Reaction to Apple’s Press Conference

I call this: phones,tech — Posted by KP @ 2:42 pm

Engadget’s live blog

1. Despite Steve not-quite-answering the question about whether they would make hardware changes by sort-of-but-not-really saying “no,” I’m not convinced that if I buy an iPhone today it would be identical to the one I would buy in a month. And since they obviously won’t acknowledge a change in the hardware, I would have no recourse if I later found out the phone I bought was inferior to the later ones.

2. They seem to think they’ve fixed the problem. Giving people a free case and full satisfaction guarantee is an appropriate response to the situation, and I appreciate that. But putting a case over the phone is not the same thing as fixing the PHONE, and I find that a little unsettling that at once they say there is no problem and never was any problem, but also they have now fixed it. By giving away a $30 case, and making no change to the $700 phone itself.

3. As a prospective buyer, I like that they are giving an option of various cases. I posted somewhere on the interwebs a few days ago that if they did indeed give out free cases, I hoped it would be in a selection of colors, as being forced to use a case was bad enough, but it would be nice to at least have some basic options of personal style.

4. My desire to purchase the phone from Radio Shack to get the trade-in on the 3GS complicates the situation. The 30-day guarantee is great. They say most people don’t have a problem with the phone at all — now you can find out for yourself and be under no obligation if you are one of the minority with the problem. Great. Except if I trade in my 3GS, and my iPhone 4 doesn’t work, I don’t expect Radio Shack to give me my old phone back. If Apple was willing to replace the iPhone 4 with a 3GS instead of a refund, I would feel fine about the situation. Except that they apparently no longer sell 3GS’s with 32GB. A refurb would be fine, but I’m skeptical. And they don’t really say how the refund will work if you bought the phone from a third party store. I’m curious to hear what those kinds of policies will be, once the other retailers catch up to what Apple just announced.

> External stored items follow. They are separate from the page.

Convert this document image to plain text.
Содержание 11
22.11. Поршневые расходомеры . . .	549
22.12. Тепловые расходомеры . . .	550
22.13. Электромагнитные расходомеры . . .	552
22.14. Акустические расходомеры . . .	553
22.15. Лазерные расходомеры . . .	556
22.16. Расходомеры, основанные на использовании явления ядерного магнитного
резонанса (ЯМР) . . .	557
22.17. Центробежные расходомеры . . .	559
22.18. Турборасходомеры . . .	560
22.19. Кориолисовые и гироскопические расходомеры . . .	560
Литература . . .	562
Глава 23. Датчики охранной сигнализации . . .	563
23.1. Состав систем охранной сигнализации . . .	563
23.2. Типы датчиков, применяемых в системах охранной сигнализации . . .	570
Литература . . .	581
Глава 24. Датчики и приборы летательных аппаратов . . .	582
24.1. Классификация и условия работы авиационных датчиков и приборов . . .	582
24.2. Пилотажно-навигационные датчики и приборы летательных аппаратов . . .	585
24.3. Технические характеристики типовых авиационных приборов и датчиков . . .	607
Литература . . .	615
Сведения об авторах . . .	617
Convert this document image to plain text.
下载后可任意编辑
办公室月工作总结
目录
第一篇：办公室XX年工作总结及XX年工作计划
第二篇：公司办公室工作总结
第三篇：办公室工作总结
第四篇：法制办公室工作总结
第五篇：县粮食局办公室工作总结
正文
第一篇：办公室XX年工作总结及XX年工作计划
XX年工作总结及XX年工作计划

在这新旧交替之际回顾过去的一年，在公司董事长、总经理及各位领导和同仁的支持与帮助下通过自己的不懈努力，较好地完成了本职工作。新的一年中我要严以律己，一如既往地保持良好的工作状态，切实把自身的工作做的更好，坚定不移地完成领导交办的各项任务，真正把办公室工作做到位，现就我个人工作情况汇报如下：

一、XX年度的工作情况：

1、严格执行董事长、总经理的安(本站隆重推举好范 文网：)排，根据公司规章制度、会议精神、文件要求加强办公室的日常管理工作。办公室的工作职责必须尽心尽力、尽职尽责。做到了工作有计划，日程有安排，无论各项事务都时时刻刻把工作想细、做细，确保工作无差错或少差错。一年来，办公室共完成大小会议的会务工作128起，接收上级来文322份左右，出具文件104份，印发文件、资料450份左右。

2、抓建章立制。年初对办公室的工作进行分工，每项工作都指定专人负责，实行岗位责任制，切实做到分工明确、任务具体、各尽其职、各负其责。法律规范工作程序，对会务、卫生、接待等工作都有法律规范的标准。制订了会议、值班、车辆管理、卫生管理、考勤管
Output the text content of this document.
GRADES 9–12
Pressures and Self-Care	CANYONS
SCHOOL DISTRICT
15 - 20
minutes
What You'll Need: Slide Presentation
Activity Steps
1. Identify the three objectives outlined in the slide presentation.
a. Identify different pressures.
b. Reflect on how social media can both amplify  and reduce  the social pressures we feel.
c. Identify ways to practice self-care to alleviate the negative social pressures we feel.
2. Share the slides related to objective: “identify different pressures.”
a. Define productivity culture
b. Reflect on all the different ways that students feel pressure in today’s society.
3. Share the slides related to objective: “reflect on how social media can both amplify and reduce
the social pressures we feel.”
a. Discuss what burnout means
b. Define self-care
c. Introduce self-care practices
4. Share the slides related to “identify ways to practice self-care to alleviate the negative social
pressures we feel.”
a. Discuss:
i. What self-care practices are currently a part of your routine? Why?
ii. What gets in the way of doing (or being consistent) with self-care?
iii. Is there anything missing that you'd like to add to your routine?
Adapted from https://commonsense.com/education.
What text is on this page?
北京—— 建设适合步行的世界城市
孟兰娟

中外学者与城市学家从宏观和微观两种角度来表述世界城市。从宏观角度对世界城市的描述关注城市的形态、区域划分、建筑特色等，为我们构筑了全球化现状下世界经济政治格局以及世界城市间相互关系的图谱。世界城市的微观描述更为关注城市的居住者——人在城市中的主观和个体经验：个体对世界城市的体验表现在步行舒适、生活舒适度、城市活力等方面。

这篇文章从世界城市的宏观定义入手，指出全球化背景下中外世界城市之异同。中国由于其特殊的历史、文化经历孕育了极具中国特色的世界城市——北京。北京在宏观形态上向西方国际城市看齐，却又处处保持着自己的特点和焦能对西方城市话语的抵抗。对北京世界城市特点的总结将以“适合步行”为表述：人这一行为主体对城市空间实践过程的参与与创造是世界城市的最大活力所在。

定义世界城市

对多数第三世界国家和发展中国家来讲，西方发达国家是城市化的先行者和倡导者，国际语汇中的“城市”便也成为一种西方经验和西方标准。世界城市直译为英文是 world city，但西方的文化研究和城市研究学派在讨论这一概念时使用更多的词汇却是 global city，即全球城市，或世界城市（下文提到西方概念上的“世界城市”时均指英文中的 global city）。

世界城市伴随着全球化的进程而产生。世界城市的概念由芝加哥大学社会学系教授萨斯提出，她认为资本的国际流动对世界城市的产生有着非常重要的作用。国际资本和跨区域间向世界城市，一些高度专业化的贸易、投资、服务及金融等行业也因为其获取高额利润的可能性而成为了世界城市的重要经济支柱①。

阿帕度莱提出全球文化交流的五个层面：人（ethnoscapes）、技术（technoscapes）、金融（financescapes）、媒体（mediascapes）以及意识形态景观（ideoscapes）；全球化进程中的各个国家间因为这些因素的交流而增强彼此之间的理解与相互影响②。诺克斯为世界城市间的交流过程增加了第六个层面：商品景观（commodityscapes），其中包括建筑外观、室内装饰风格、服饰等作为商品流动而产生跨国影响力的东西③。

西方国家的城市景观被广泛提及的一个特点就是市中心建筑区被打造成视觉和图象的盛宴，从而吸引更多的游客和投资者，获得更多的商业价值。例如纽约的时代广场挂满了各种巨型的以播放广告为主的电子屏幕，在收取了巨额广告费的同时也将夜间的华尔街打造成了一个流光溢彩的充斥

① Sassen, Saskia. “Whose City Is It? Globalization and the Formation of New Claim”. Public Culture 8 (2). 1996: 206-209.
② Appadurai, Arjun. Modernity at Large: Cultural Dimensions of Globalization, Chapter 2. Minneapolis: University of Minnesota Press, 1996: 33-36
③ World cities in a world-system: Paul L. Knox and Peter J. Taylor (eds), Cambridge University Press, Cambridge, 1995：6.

5. For me personally, the 30-day return period doesn’t help me now. I’m currently in an area with pretty good AT&T coverage, and will be for about the next 35 days. I want to use it in Manhattan (and in Fargo, for that matter, although that’s more impractical) before I decide if it works or not.

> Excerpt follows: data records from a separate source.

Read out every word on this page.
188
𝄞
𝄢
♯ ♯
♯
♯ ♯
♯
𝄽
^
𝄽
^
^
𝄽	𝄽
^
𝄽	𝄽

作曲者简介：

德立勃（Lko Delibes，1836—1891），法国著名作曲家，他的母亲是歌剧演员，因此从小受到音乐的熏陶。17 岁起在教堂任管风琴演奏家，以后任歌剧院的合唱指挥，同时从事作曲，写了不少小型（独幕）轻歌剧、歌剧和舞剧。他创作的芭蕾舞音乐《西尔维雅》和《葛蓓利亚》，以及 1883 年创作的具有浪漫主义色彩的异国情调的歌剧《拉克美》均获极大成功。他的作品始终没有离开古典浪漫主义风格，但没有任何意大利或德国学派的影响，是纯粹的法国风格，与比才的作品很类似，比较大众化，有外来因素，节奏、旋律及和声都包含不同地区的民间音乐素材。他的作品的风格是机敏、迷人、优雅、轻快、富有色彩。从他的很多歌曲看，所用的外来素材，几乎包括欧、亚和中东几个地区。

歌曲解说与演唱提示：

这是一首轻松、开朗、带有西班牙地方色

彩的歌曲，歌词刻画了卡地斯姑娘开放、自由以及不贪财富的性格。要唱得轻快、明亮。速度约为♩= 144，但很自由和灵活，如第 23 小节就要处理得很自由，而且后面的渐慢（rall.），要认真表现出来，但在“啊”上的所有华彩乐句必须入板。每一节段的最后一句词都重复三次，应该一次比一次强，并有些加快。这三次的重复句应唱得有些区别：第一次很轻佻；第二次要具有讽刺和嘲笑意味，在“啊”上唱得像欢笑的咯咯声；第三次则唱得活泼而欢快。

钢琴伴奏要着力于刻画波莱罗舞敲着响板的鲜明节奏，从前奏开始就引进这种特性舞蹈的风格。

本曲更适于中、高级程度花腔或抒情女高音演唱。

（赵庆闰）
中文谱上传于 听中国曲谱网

I still really want the phone, but money is tight, even with a job, after just barely being able to pay off my Macbook Pro, and I’ll be unemployed for most of September. Buying it without trading the 3GS would be irresponsible. For a number of reasons, I don’t think I should make a move for at least a month — to see if a minor change is made in manufacturing, to test the phone in NYC, and so that by the time the credit card bill is due, I’ll have gotten at least one check from The Acting Company!

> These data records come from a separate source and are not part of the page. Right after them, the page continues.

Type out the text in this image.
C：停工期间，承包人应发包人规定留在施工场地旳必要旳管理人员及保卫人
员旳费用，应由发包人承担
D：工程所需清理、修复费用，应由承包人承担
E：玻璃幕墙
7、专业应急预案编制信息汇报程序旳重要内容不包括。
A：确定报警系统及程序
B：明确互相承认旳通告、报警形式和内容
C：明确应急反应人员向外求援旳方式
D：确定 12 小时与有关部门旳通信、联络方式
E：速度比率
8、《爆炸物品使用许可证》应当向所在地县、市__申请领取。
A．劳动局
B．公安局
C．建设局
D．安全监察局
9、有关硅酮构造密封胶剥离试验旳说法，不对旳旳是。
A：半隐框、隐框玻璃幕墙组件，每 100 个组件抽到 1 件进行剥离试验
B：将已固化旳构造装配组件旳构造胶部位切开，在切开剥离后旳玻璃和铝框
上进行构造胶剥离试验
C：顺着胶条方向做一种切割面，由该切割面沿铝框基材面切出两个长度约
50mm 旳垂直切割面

I am still really enjoying iOS4 on my 3GS, especially now that Google Apps has fixed a settings problem that caused all Standard users to be forced to use a 1-minute auto-lock on the phone (just delete and recreate your account on the phone if you’re experiencing it).

There are a number of purchases valued between $100-300 I’ve wanted to make in the months since I had to replace my Macbook Pro, and a few of them are actually things I would rather have sooner than a new iPhone. If I can only afford just one in the near future, the iPhone would not be my first choice.

I’m very curious to see what the reaction is to all this in the coming days and weeks, though.

 

Amazon’s Mind-Reading Service Not Ready For Primetime

I call this: tech — Posted by KP @ 12:53 pm

Dear Amazon,
I have been a loyal customer for 13 years. I’ve had your credit card for as long as I’ve had credit. But today I am very disappointed.

I was running low on dietary supplements, and decided I should order some more ASAP. I was going to do it when I got home, which is where I prefer to place online orders, so I don’t rush through them. But this seemed like a simple one, so when I had a moment of free time at the theatre before our final dress rehearsal, I selected the one item I wanted, and with a few clicks placed my order.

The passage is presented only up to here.